You could argue that she has been competing all her life.

That’s why it was an easy decision to say yes when she was approached to join five other elite Canadian athletes to mentor a team of everyday Canadians for a new CBC reality series. “Canada’s Ultimate Challenge,” promoted as “the country’s largest obstacle course,” premieres Thursday.

“I was absolutely honoured to be a part of the coaching staff,” Horn-Miller said in an interview.

“When you’re standing shoulder to shoulder with Super Bowl champions, Olympic gold medallists, one of the most decorated Olympians in Canadian history, a three-time Olympic speedskater … I mean I went to one Olympics and I came in fifth so I was like, ‘What am I doing here?’”

Horn-Miller is referring to the fact that her team of Canadians will be up against squads led by Super Bowl champ Luke Willson, two-time Olympic gold medallist Donovan Bailey, six-time Olympic medallist Clara Hughes, Olympic speedskater Gilmore Junio and Jen Kish, the former captain of Canada’s bronze medal-winning women’s rugby sevens team.

“I may not have an Olympic gold medal, but I have an incredible amount of experience in life that I can hopefully help my team with,” Horn-Miller said.
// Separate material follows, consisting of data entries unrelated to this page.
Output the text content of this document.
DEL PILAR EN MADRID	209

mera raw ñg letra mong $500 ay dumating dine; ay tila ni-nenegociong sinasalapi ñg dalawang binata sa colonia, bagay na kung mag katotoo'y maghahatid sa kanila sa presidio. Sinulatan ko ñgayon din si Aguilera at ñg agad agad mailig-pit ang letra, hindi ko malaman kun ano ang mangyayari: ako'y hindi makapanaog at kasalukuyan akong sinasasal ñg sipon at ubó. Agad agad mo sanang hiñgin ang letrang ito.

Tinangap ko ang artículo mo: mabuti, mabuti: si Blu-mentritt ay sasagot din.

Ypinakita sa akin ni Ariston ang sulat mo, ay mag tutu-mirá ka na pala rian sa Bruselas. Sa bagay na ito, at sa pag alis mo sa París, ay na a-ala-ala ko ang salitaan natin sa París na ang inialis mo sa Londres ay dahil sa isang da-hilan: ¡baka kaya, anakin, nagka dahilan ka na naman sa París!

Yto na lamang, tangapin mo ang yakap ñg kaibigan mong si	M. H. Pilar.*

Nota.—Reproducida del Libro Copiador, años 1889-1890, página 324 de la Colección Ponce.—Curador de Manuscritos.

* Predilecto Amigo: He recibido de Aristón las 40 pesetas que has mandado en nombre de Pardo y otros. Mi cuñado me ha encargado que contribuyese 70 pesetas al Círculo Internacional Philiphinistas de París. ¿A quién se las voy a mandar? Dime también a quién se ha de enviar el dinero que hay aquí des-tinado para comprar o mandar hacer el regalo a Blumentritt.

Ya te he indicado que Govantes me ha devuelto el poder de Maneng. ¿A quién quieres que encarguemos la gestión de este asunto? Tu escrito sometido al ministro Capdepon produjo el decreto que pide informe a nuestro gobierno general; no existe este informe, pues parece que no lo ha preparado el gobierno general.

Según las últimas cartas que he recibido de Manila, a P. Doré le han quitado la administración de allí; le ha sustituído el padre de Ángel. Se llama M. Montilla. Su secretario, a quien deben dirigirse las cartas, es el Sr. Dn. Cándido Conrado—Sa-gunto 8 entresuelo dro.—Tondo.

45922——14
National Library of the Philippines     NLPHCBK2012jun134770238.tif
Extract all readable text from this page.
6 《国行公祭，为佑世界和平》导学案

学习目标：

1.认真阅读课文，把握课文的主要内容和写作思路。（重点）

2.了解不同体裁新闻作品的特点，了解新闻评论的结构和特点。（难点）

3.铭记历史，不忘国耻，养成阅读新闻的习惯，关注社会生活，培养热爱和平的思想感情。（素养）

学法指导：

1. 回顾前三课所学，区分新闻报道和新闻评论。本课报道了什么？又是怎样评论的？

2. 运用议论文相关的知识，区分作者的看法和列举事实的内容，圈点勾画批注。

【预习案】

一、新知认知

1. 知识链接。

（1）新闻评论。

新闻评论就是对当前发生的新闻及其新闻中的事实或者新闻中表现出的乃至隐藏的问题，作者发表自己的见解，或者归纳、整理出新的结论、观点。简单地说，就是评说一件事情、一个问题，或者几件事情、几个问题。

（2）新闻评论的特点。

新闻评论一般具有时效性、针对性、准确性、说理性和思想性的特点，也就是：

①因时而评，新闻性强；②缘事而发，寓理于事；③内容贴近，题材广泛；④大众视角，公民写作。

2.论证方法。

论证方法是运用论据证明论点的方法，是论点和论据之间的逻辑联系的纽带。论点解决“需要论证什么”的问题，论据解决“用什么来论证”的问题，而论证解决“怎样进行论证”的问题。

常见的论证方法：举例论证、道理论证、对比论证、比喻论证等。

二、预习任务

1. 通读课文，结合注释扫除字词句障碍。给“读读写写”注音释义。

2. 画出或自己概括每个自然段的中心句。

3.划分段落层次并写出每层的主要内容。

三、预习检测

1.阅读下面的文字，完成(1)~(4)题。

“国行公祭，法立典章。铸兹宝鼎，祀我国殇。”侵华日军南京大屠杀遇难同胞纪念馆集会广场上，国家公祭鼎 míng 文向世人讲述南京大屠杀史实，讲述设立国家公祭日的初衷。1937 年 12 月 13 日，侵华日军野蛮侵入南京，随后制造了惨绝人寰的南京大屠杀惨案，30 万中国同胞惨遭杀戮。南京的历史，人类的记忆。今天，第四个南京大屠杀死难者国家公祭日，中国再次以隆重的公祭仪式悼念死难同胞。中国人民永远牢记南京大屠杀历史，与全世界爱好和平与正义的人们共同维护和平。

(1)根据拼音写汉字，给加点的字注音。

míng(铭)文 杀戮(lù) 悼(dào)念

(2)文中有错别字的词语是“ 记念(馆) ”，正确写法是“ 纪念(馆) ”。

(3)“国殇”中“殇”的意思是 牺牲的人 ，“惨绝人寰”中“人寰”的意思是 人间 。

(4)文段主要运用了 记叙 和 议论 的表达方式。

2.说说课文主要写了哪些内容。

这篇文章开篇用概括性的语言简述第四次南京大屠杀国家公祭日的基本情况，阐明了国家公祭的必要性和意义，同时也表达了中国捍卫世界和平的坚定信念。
That experience cannot be understated. The former athlete and mother of three survived a near-fatal stab wound during the Oka Crisis in 1990 when she was just 14, during a standoff between Quebec police and armed forces and the Mohawk communities of Kanesatake and Kahnawake over plans to expand a golf course across land sacred to the Mohawks.

It was a moment captured forever by a photo that continues to appear in newspapers across the country.

Horn-Miller says it wasn’t the first or the last time she has stood up for Indigenous rights in Canada.

“There is a two-tier justice system for this country,” she said. “We took a stand against a golf course being built on top of our traditional burial ground and the Canadian government sent in more military to our two communities, which we did not step one foot off of.

“I think Oka is a good opportunity to flash back to an important battle that happened right here in Canada.”

Horn-Miller is remembered for another picture: a photo taken a decade after the Oka Crisis, snapped after she became the first Mohawk woman to compete at an Olympics when she qualified for the Sydney games in 2000. That’s when the co-captain of Canada’s water polo team posed naked for a Time magazine cover with only a strategically placed water polo ball. She says she posed because of her desire to change the way Indigenous people and, more specifically, Indigenous women were being presented.

“With residential schools and many intentional efforts to make us ashamed of ourselves and our bodies … to hate ourselves … this is your chance to help change that,” Horn-Miller said, crediting a conversation with her activist mother, Kahn-Tineta Horn, as being the deciding factor in agreeing to the photo shoot.

“She said, ‘Your body is powerful and strong and you have a chance to show a very different image of who we are, and the beautiful and powerful lineage that we come from.’ It also pertains to that hyper-sexualization of Indigenous women, that exoticness of women of colour. She didn’t want to leave any room for misinterpretation.”

Taking her mother’s advice to not smile for the photo despite the photographer’s best efforts to get her to, Horn-Miller said she is still proud of her decision to model as a determined woman instead of someone overtly sexualized. It also allowed her to stand up against being presented as a victim in the Oka photo.

“Having that (Oka) picture and having no control, and then getting a chance to do this photo, it was an opportunity to change a little bit of that for myself.”

It’s the same reason Horn-Miller decided to recreate the cover in 2019 with Indigenous photographer Nadya Kwandibens.

While working on a project about knowledge translation while pursuing her master’s degree in Indigenous studies and kinesiology at the University of British Columbia, Horn-Miller decided her own life presented the best case study.

“I was trying to portray an older, wiser and more battle-scarred woman. That’s kind of what I have been through in the last 22 years,” she said.

Horn-Miller hopes these battle scars will help propel her team through the various competitions on “Canada’s Ultimate Challenge.”

Of course, she couldn’t say whether her team will emerge victorious.

“We definitely win in the realm of a team that has some of the most incredible human beings on it,” she said.

“If I look at what I think winning is, there’s the Western concept of winning, which is the end goal and getting the big prize, but I tried to instill an Indigenous concept of winning, which was if you enter this challenge and if you give me absolutely everything within your spirit, in your body and in your mind, then no matter the outcome you have already won.

“That’s what my team showed me.”

“Canada’s Ultimate Challenge” premieres Feb. 16 at 8 p.m. on CBC and CBC Gem.